REVIEW: Article

Key to Rome: Don’t Leave Home Without It!

Key to Rome is without question the most beautiful, imaginative and instructive guidebook I have ever seen. It rekindles one’s passion for this great city and makes one want to hop on the next plane to Rome, but this time led by these two exciting companions—former Ambassador Frederick Vreeland and his wife, Vanessa, a well-known British artist who works in glass and mosaics.

The Vreelands have lived in Rome for many years and in this unique guide, they combine sophistication and wit with brilliant, artistic layouts and graphics.  Indeed, there are some 500 color and 75 black and white illustrations, printed on sturdy, shiny paper, and yet this book is just the right size and weight to carry around as one tours the magic city.

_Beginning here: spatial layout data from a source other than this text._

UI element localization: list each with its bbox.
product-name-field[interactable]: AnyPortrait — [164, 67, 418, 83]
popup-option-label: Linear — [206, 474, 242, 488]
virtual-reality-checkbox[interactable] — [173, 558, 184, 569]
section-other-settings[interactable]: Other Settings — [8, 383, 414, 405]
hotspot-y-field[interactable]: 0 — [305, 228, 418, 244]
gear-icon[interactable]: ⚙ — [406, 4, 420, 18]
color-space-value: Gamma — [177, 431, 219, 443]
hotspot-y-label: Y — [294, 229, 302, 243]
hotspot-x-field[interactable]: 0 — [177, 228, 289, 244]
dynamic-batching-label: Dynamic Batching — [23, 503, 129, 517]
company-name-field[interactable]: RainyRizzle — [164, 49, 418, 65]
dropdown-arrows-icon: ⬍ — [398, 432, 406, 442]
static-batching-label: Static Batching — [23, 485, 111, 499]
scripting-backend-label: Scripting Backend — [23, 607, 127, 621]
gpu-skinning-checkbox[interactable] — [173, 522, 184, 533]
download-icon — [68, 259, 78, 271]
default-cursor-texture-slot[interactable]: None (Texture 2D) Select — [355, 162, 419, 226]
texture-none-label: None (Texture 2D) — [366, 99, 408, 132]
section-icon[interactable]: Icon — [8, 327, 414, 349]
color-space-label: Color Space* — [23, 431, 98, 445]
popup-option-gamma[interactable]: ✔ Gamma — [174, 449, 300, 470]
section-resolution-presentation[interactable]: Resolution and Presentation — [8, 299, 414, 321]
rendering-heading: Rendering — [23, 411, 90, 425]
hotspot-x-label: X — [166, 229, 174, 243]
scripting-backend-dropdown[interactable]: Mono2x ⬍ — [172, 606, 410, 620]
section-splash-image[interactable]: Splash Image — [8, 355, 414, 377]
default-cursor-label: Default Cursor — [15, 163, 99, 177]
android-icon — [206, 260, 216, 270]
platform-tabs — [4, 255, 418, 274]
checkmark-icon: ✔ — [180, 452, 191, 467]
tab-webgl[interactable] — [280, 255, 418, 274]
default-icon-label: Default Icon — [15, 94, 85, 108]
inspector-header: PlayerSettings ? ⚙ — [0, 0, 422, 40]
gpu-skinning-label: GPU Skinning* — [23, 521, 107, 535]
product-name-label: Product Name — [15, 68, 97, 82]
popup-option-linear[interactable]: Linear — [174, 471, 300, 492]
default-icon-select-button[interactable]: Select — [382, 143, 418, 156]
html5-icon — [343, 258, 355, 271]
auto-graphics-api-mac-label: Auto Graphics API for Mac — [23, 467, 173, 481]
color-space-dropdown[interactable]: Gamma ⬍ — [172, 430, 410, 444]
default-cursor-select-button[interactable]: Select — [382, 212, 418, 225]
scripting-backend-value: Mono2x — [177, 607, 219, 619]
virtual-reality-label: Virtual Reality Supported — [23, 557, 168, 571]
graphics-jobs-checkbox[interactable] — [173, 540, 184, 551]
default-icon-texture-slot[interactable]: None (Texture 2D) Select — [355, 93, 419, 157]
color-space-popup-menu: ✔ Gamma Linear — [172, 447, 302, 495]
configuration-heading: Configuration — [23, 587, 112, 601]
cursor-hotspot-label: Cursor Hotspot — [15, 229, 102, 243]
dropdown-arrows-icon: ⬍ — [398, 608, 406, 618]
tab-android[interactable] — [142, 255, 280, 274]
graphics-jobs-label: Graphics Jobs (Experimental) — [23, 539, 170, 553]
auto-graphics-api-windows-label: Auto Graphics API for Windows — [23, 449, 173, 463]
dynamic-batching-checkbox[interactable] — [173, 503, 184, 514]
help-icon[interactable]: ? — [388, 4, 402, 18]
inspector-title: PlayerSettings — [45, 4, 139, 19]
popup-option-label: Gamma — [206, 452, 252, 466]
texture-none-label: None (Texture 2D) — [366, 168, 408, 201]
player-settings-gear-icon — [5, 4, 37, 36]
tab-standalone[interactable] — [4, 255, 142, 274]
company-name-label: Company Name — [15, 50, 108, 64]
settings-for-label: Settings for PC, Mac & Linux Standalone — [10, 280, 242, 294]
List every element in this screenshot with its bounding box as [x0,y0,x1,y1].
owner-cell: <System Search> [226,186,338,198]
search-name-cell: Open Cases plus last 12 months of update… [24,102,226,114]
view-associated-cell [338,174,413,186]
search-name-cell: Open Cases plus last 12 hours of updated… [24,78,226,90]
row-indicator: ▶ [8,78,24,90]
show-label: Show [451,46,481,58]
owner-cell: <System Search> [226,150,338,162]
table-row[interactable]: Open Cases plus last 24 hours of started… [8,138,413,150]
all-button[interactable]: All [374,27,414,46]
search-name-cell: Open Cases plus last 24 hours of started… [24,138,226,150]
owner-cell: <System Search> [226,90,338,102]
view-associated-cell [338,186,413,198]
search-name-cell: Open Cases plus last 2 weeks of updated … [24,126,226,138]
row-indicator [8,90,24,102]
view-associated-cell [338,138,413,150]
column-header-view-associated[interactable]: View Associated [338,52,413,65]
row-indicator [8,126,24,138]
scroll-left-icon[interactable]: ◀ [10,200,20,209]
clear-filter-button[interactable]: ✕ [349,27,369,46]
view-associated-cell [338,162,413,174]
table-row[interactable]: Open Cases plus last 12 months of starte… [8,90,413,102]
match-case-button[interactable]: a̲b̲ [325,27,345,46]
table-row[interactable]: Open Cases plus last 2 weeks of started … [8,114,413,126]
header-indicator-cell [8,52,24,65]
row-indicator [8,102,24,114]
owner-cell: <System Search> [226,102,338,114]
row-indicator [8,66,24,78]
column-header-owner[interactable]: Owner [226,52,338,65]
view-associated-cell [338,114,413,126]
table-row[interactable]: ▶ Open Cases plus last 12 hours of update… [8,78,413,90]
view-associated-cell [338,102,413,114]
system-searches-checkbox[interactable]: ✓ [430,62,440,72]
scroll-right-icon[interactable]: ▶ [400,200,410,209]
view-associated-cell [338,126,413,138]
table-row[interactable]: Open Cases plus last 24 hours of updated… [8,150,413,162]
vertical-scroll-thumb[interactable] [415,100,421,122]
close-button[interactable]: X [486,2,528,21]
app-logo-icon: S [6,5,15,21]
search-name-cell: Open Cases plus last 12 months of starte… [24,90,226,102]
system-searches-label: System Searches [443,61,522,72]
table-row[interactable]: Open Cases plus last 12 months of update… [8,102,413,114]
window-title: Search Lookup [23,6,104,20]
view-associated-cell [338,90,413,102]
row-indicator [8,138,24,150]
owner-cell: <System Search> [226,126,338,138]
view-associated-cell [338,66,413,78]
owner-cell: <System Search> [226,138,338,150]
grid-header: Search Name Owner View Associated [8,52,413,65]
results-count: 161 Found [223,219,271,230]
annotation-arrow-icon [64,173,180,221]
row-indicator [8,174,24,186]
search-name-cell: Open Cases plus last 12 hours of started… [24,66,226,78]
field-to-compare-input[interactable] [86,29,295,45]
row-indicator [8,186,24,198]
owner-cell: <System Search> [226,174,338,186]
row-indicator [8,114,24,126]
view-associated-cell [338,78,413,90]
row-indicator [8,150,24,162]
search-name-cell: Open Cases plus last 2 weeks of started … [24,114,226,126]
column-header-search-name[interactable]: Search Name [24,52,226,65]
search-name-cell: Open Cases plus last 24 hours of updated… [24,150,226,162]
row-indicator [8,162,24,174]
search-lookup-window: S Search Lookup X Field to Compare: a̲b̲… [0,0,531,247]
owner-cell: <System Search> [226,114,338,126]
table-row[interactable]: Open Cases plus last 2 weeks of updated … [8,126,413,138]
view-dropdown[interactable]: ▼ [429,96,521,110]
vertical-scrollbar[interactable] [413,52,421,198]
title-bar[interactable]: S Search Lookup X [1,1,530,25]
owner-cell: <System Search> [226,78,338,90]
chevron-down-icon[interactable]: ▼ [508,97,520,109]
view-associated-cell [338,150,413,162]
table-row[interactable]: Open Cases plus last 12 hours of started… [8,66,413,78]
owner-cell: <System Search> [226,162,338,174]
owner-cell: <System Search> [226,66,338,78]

And what a wealth of information the Vreelands provide!  As they write in their introduction, “The key to enjoying Rome is seeing it through the four layers of cultural history, which remain vivid even today.”  So they begin by walking the visitor through Ancient Rome, starting with the Colosseum, the Roman Forum, the Pantheon and many more wonders.  There follows a section on Christian Rome, beginning at St. Peter’s, then a section on the Renaissance and Baroque—the piazzas and fountains, the palaces and much more.

It would be a joy to do all this with book in hand, rather than being followed by tiresome guides droning along with the patter they inflict on tourists on a daily basis. Instead, the Vreelands give you all the information needed, covering the Eternal City’s 2,800-year history, in an easily readable, organized way, as well as conversational tidbits written with humor and style.

Finally, after one has savored this cornucopia of history and visual beauty, the Vreelands provide a chapter on “Shopping and the Grand Tour.” And under the title of essentials, they list all the museums, their holdings and their days and hours of operation as well as how to get there.  Hotels and restaurants are helpfully grouped by location and tariff.  The authors also cover “Rome for Children,” “Rome by Night” and even include some language hints as well as how to reach certain emergency services.

One marvels at the amount of work that has gone into this book and the extra-ordinary tools they give the reader, such as color coding the chapters so you can quickly turn to the section you want and the use of little key icons to indicate special favorites or little known delights. The inside flaps of both front and back give fold out maps of the city, which not only are excellent, but save the visitor having to carry and keep track of separate maps.

A book reviewer should be able to find something to criticize in any book.  Truthfully, I cannot.  And to sum up my impressions of Key to Rome, I can only say if you are planning a trip to Rome, “Don’t leave home without it.”